C’était une allusion à la grâce, à elle refusée par Niort-Caen et sans doute accordée à la nouvelle présidente, puisque l’affaire de la protégée de l’Ouvroir avait passé presque inaperçue dans les journaux. Seule Mlle Cloque en portait toute la responsabilité.
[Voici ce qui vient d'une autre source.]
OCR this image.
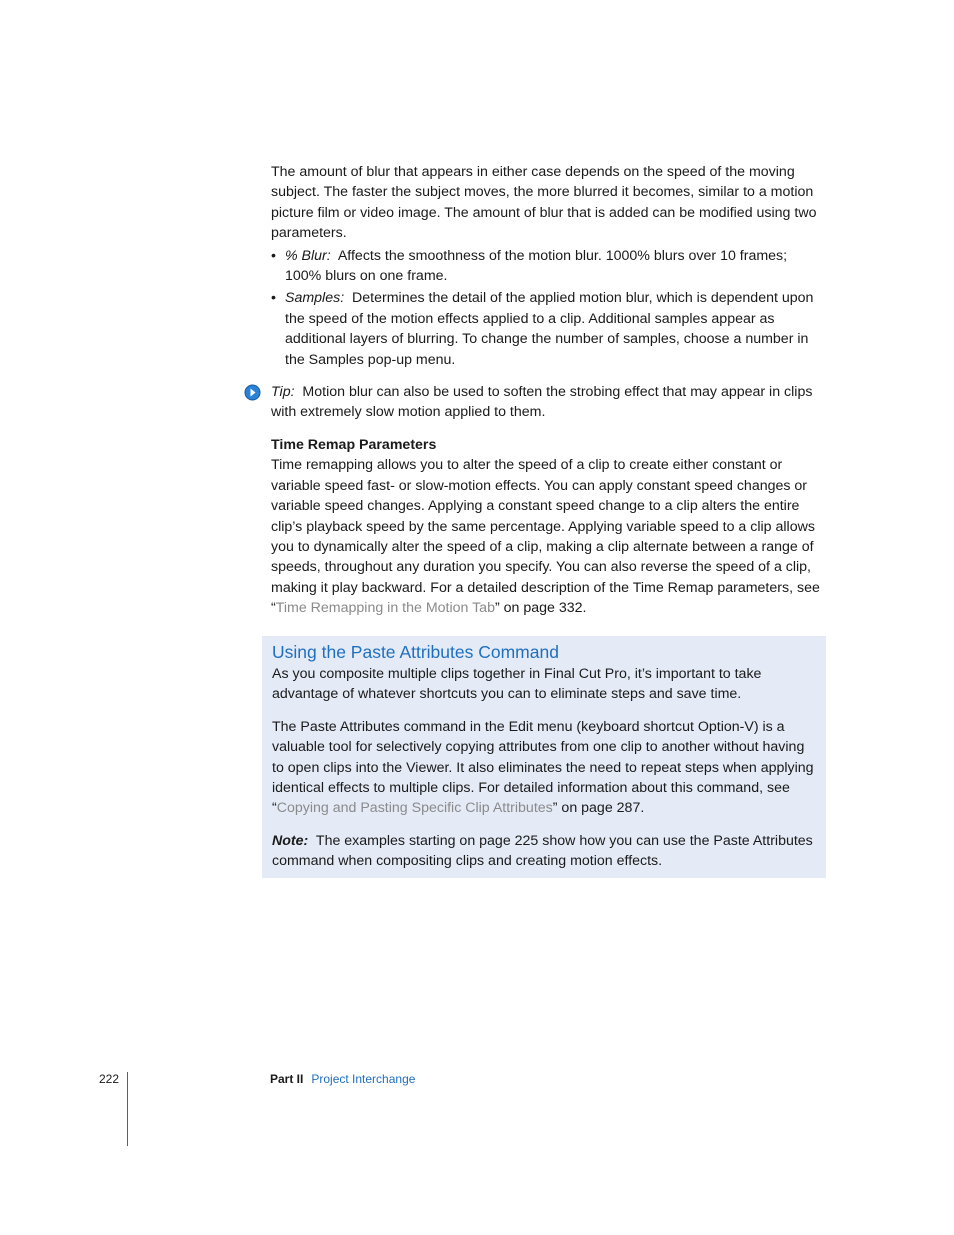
The amount of blur that appears in either case depends on the speed of the moving subject. The faster the subject moves, the more blurred it becomes, similar to a motion picture film or video image. The amount of blur that is added can be modified using two parameters.

• % Blur: Affects the smoothness of the motion blur. 1000% blurs over 10 frames; 100% blurs on one frame.
• Samples: Determines the detail of the applied motion blur, which is dependent upon the speed of the motion effects applied to a clip. Additional samples appear as additional layers of blurring. To change the number of samples, choose a number in the Samples pop-up menu.
Tip: Motion blur can also be used to soften the strobing effect that may appear in clips with extremely slow motion applied to them.

Time Remap Parameters

Time remapping allows you to alter the speed of a clip to create either constant or variable speed fast- or slow-motion effects. You can apply constant speed changes or variable speed changes. Applying a constant speed change to a clip alters the entire clip’s playback speed by the same percentage. Applying variable speed to a clip allows you to dynamically alter the speed of a clip, making a clip alternate between a range of speeds, throughout any duration you specify. You can also reverse the speed of a clip, making it play backward. For a detailed description of the Time Remap parameters, see “Time Remapping in the Motion Tab” on page 332.

Using the Paste Attributes Command

As you composite multiple clips together in Final Cut Pro, it’s important to take advantage of whatever shortcuts you can to eliminate steps and save time.

The Paste Attributes command in the Edit menu (keyboard shortcut Option-V) is a valuable tool for selectively copying attributes from one clip to another without having to open clips into the Viewer. It also eliminates the need to repeat steps when applying identical effects to multiple clips. For detailed information about this command, see “Copying and Pasting Specific Clip Attributes” on page 287.

Note: The examples starting on page 225 show how you can use the Paste Attributes command when compositing clips and creating motion effects.

222	Part II Project Interchange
Geneviève, amaigrie, les yeux creusés, illuminés d’une sourde flamme, épiait l’occasion qui ramènerait l’entretien sur leur douleur. Elle brossait et secouait les robes avec des mouvements brusques. Dans l’état de mélancolie qui la détachait de beaucoup de choses et tiédissait jusque sa piété, elle gardait un goût vif pour la toilette. Même durant les jours lugubres de l’hiver, où l’on ne sortait que le matin, dans la boue neigeuse, pour aller jusqu’à la chapelle de l’Adoration, jamais elle n’avait négligé de s’habiller. Elle dit à sa tante, gauchement, avec une de ces fausses transitions dont la maladresse trahit l’intention :

— Voilà une robe qui ne fera plus long feu… Tu te rappelles quand je la portais ?…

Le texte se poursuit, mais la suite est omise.